Lo del martes no tiene por qué ser igual a octubre del 87, aunque algunos expertos anuncien otras ráfagas cercanas. Pero sin duda invita a examinar las señales de alarma de la economía mundial y, por mera extensión, los problemas estructurales del capitalismo global. No se trata ya de que éste cree asimetrías sociales escandalosas o, en muchos lugares del planeta, expulse a sectores sociales enteros de los beneficios más primarios. Estas crisis bursátiles suelen mostrar que aun quienes tienen excedentes para especular corren riesgos también.

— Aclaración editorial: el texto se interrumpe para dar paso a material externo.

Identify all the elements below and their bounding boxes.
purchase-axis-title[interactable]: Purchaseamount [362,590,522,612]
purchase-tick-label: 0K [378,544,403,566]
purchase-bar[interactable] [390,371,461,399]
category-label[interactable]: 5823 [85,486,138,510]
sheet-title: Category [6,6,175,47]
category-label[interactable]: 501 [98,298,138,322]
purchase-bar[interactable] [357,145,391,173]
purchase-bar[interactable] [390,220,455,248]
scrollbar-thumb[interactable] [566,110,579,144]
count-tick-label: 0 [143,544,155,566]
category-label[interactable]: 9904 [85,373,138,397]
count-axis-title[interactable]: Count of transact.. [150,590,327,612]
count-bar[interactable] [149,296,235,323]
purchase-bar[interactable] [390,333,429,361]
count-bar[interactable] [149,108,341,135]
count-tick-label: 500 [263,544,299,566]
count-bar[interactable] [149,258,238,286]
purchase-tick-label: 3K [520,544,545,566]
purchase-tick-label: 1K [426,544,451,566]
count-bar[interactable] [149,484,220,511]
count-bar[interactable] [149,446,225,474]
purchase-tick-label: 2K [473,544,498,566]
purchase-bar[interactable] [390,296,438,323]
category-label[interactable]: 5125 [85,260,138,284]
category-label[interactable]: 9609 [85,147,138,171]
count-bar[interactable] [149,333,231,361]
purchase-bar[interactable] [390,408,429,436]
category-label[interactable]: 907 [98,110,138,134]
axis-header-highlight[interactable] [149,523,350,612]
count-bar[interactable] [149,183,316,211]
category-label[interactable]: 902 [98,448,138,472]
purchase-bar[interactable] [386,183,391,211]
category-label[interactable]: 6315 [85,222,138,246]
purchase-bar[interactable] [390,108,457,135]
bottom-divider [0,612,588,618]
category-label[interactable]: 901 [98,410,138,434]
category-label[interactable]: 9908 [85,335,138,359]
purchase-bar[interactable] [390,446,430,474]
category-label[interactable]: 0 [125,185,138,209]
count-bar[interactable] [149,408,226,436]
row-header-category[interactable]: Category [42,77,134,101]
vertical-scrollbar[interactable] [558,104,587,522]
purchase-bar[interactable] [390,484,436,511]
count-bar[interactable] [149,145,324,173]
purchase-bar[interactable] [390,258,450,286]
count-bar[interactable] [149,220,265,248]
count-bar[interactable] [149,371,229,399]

Una forma de mirar más en profundidad lo del martes es observar los síntomas recesivos que muestra la principal economía del planeta, la de Estados Unidos. Con la tranquilidad que da no estar ya atrapado en el corsé político de la Reserva Federal, su antiguo presidente Alan Greenspan decidió usar la palabra maldita —recesión— no para anunciar su inevitabilidad sino para caracterizar uno de los escenarios del futuro cercano.

Su sucesor, Charles Bernanke, hizo lo que pudo para aquietar las aguas el miércoles ante el Congreso pero, aunque parece haber tenido éxito en el corto plazo, su optimismo quedó así y todo bajo la sombra de la advertencia de Greenspan que conserva en el mundo desarrollado su condición de gurú económico de último recurso.

Los indicios recesivos en el sector de manufactura estadounidense, el desmoronamiento del mercado inmobiliario que está desangrando los valores de la propiedad y dejando a los propietarios endeudados y perplejos porque sus ladrillos ya no hacen el ahorro por ellos, y los debates interminables por el agujero del déficit presupuestario son algunos de los síntomas de una poderosa maquinaria que, por lo menos, no funciona como se pensaba.

Hay algo de justicia poética en el hecho de que fuera Greenspan quien pusiera el dedo en la llaga. Después de todo fue él quien bendijo desde la Reserva Federal el pasado cercano de concentración escandalosa de la riqueza y las prácticas fiscales irresponsables —guerras incluidas— de George W. Bush y el que echó miradas de abuelo orgulloso sobre las prácticas corsarias de los mismos fondos buitre de inversión que hoy aportan inestabilidad en los mercados mundiales.

Otro dato imposible de obviar. Si China no fue el causante principal de lo sucedido esta vez, es innegable que aunque su mercado en Shanghai sea pequeño, su poder económico habla cada vez más con rugidos de león. Algo que conviene tener presente a la hora de evaluar la solidez del poder unilateral de EE.UU. en el mundo.